Wer aber war Maria Elisabeth Kielmannsegg (1643 Gelting – 23.9.1709), die den Witwensitz nie an Anspruch nahm? Die Tochter des königlich dänischen Feldmarschalls Nikolaus von Ahlefeld und dessen Frau Anna Hedwig, geb. von Rantzau wurde 1666 im Alter von 24 Jahren mit dem vier Jahre älteren Friedrich Christian Kielmannsegg (1.2.1639 Schleswig – 25.9.1714 Hamburg) verheiratet – eine standesgemäße Heirat, denn er war Diplomat „in herzoglich Schleswig-Holstein-Gottorfschen und königlich dänischen Diensten, Dompropst in Hamburg und Domherr in Lübeck“ 7), sowie Gutsbesitzer des Gutes Wandsbek. Nachdem er 1679 Gut und Schloss Wandsbek erworben hatte, ließ er um 1680 für seine Frau ein Anwesen (Haus Marienthal) am Ufer des Wandsbeker Mühlenteiches als Witwensitz erbauen. Dieses Haus hat sie nie als Witwensitz genutzt, da sie vor ihrem Ehemann verstarb. Mit ihrem Ehemann hatte Marie Elisabeth Kielmannsegg 11 Kinder, von denen fünf Kinder im Kleinkindalter verstarben. Maria Elisabeths Schwangerschaften und die Geburt ihrer Kinder erfolgten in kurzen Zeitabständen: 1667; 1668; 1671; 1673; 1674; 1675; 1676; 1678; 1679; 1680; 1681. Ob zwischen den Geburten noch Fehlgeburten lagen, so z. B. in der Zeit zwischen der Geburt eines Kindes im Jahre 1668 und der des nächsten Kindes im Jahre 1671, ist nicht bekannt.

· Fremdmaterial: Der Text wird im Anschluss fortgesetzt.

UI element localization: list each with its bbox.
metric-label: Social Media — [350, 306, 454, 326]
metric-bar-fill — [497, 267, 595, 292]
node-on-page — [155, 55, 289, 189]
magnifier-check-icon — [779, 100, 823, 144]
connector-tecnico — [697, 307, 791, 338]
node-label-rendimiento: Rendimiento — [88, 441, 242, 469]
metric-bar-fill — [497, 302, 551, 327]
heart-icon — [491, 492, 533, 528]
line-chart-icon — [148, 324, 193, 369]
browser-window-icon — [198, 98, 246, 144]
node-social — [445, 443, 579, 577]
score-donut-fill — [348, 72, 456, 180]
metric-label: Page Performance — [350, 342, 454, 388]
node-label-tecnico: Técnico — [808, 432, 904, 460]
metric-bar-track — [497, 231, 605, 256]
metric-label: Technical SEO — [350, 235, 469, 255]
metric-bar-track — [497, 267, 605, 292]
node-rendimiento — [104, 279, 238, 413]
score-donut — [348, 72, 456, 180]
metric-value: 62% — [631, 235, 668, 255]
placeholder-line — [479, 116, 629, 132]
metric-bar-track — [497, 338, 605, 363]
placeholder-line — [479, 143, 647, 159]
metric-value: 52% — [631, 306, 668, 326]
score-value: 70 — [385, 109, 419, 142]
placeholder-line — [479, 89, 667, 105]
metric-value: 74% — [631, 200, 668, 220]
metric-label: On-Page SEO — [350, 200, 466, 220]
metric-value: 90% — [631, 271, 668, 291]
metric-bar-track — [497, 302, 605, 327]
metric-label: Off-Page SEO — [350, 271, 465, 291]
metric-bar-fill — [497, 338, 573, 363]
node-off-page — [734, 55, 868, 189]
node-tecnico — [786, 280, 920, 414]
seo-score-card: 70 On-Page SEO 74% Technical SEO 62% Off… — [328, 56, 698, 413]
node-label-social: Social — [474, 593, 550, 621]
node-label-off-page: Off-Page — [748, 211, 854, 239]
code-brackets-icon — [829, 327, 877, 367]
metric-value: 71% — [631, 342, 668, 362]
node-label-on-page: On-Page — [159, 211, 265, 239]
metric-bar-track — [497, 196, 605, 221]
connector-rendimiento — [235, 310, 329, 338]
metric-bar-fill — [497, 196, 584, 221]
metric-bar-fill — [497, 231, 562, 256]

Dass Maria Elisabeth, die zwischen 1667 und 1681 fast jedes Jahr ein Kind gebar, im Jahr 1677 nicht schwanger wurde, ist wohl der Tatsache geschuldet, dass ihr Ehemann im Frühjahr 1676 von den Dänen gefangen genommen worden war und erst 1677 wieder freikam. Zum Zeitpunkt seiner Gefangennahme war seine Gattin bereits schwanger und gebar im Dezember 1676 einen Sohn. Ebenfalls während seiner Gefangenschaft verstarb im September 1676 die gerade ein Jahr alte Tochter Marie Elisabeth. Gleich nach seiner Freilassung aus der Haft muss Marie Elisabeth wieder schwanger geworden sein, denn sie gebar ihr nächstes Kind am 30. Januar 1678. Einen Monat zuvor – am 1. Dezember 1677 war ihr Sohn Christian im Alter von einem Jahr gestorben.